2. Competency-based Compensation System and its Need for Retention 
For employee retention, we can use the method of competencies-based compensation that includes;

a. Personal abilities such as self-development, initiative, generating results, demonstrating commitment, and flexibility.
b. Interpersonal skills such as persuasion, relationship-building, counseling, teamwork, service orientation, cultural awareness, communication, and openness.
c. Strategic thinking, business knowledge, conceiving, innovation, processing, analyzing, and comprehending are examples of information-oriented competencies.
d. Leadership, directing, developing teams, facilitating the performance, inspiring, mentoring people, and transferring information are all people management competencies.

Competency models are used in HRM to integrate HR operations.
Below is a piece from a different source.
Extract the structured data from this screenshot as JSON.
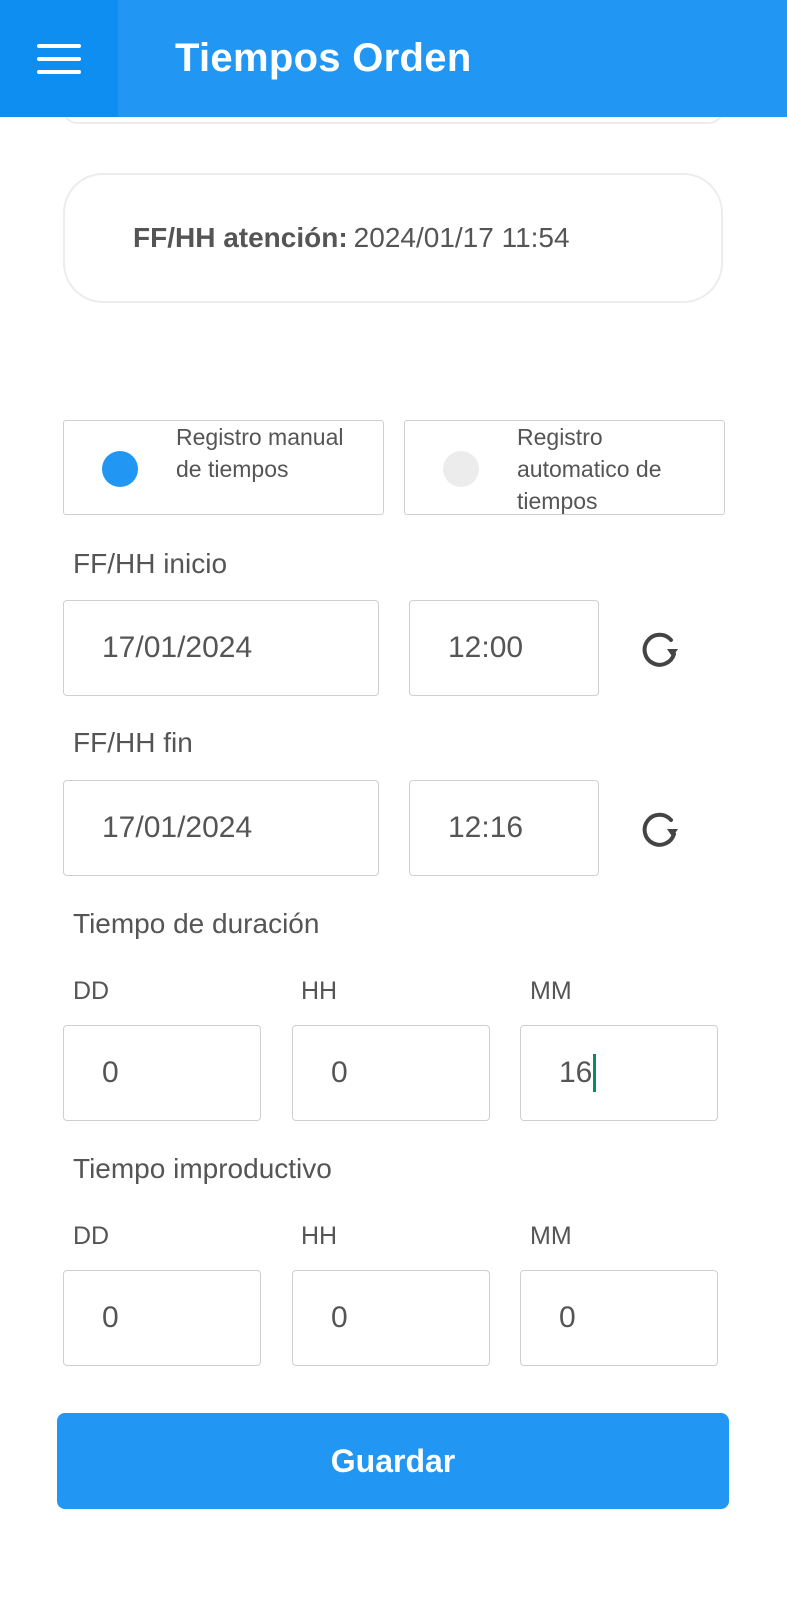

Competencies are, in reality, the common thread that runs through the entirety of human resource subsystems. Understanding the factors that contribute to successful compensation to achieve their goals is very important. Compensation systems like other management practices, have undergone significant changes in businesses.
Steps in developing a competency-based compensation system are as below:

3. Employee Participation, Compensation and Retention
Employees with low pay are less likely to engage in activities such as delegation, consultation and suggestion, leading to a low degree of employee retention. When employees have some influence and authority over their job decisions, they are more likely to stay. Fair and honest remuneration policies can have an impact on this connection.

Conclusion 
An effective retention strategy has several components that must be addressed in order to retain employees. Employee satisfaction is the key to motivation which leads to desired output and retention as a whole. Only a total compensation can lead to job satisfaction.

In order to retain employees, a good retention strategy must address several components. Employee happiness is the foundation for empowering staff, which leads to optimum production and total retention. Only a complete compensation plan can contribute to employee satisfaction. More money isn’t always an option for certain businesses. It’s worth noting that there are plenty of other factors that can boost applicant attraction and employee engagement. Employees could no longer be counted further to stay with the company until they retire. Employees work “at will,” which means they can leave at any time if a better offer comes through in terms of career, money, learning and a good work environment. Many employees will enter companies with abilities and experience which will allow them to be positioned beyond the minimum pay range.

The focus on managing compensation linked to retention must be given by Nepali organizations which is important also for organizations to avoid becoming ‘training houses’. The bottom line rule is that the total compensation must meet the cost of living and be in a timely manner to meet the co-current expenses of employees. We must keep in mind that the cost of frequent hiring is higher than the cost of retention.

Paudel is General Manager of Synergy Corporation. He is also former Vice President of Human Resources Society Nepal.